My happiness stayed high until I was disturbed by the hall activities. Unfortunately my room was just near an open space where many hall activities were conducted. Hall people being hall people, they were enthusiastic about everything they did; and they did it until very late into the night. My sleep could not have been worse.


Surviving University halls

I was a silent victim in my room. One day I really could not stand the problem. I opened the door, went straight to them. Should I scold them or beg them to leave? At that split second, I chose a middle ground. I explained calmly to them the situation and requested them to move to a functional room instead of an open space. Surprisingly, they were receptive to what I said and had never come back again.

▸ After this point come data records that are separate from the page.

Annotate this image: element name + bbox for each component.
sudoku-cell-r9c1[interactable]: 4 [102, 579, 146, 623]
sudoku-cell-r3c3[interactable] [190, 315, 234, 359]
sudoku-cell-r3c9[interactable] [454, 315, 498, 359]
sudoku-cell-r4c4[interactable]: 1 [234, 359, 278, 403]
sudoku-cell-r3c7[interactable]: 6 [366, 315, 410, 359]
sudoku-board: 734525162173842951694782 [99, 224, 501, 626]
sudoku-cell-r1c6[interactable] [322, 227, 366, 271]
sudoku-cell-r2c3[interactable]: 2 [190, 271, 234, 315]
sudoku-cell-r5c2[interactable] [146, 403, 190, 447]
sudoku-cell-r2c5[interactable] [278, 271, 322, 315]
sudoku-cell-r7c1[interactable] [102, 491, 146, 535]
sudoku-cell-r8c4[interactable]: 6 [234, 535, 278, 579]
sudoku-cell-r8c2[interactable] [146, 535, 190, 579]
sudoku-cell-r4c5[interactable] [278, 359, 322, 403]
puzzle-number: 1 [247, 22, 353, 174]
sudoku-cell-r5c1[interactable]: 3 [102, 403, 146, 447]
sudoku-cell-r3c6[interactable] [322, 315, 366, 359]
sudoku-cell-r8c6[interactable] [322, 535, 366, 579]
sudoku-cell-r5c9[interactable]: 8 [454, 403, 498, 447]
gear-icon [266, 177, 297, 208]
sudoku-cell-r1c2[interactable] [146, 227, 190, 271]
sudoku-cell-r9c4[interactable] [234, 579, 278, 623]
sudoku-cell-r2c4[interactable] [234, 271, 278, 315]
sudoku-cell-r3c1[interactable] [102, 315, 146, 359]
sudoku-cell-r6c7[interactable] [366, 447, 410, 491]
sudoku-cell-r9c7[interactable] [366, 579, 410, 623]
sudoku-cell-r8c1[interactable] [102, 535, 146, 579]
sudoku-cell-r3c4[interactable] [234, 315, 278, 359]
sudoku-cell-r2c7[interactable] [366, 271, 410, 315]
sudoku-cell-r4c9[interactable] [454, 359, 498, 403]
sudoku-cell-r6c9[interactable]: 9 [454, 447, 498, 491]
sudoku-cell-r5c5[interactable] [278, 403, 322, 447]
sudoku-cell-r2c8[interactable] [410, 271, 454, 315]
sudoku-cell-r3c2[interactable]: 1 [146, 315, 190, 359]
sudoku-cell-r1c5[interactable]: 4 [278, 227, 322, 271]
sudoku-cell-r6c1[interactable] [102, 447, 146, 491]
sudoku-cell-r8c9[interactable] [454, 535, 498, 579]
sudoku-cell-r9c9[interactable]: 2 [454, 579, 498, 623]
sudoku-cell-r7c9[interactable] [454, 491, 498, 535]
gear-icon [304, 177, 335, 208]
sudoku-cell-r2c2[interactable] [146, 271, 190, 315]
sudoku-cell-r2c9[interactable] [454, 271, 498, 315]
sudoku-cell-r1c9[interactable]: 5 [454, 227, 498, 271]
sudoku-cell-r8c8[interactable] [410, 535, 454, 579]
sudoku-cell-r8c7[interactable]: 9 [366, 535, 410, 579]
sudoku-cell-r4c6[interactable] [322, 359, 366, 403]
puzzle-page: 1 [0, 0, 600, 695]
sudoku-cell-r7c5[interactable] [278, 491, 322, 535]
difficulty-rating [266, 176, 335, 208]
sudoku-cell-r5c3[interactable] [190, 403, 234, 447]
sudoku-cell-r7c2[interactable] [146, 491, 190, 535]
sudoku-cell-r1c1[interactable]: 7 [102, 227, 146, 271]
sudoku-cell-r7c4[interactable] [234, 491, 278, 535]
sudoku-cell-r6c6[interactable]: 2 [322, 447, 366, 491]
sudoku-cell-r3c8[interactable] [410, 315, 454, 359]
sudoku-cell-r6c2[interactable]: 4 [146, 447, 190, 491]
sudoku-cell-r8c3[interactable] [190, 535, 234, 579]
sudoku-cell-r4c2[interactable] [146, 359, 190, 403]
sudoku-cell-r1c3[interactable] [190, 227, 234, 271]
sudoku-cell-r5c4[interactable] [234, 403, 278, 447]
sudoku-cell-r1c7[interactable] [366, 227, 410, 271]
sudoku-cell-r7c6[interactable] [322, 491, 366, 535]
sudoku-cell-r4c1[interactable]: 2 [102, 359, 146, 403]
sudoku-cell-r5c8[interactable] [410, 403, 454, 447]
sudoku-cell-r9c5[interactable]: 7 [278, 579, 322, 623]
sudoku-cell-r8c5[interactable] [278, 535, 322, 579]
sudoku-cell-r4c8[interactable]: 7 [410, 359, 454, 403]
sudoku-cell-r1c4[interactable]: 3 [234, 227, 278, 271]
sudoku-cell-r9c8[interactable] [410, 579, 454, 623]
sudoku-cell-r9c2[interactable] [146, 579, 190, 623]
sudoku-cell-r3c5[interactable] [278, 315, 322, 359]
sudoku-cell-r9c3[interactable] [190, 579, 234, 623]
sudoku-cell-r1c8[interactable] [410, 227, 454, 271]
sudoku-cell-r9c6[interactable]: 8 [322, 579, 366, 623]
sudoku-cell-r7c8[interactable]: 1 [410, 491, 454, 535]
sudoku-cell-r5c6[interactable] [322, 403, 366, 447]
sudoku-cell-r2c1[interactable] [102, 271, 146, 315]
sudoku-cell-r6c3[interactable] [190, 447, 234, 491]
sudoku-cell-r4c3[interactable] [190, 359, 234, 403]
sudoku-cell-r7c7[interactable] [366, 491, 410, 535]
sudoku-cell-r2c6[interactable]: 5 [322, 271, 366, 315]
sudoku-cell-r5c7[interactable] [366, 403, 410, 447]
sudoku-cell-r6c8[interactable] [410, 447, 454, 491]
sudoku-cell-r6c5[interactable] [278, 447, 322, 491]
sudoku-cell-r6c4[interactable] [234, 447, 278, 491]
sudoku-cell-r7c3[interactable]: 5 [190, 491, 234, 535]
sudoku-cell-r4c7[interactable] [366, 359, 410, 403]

I wonder why I didn’t have the courage to do that much earlier?

There was a time when the hall officer came into our room and check for illegal residence. In my case, they knocked on my door at 4am in the morning. Yes, 4am. I literally dragged myself out of the bed as if I was facing a police investigation.

It was being rumored they were trying to catch people off-guard. But I felt that was not appropriate and considerate. While my friends were all complaining, I decided to write a letter to the hall office, appealing to them to stop the practice.

No one replied me. I thought they probably deleted my email, thinking who was this guy to teach them how to do things?

One month later, they got back to me. They told me they actually realized the problem of their policy and stopped doing that after a review. I was given credit for giving the feedback. You never know, probably it was my feedback that tip the balance in the favor of students. Things happening in hall life can get personal. I must stand for my opinions, how matter how slim the chances of success.

I have one more year to go before I bid farewell to my hall life. I feel I learnt a lot about how to do many things. It is like taking a roller coaster. After each down and up, I know I achieved something new, even though other people may not even take note of it.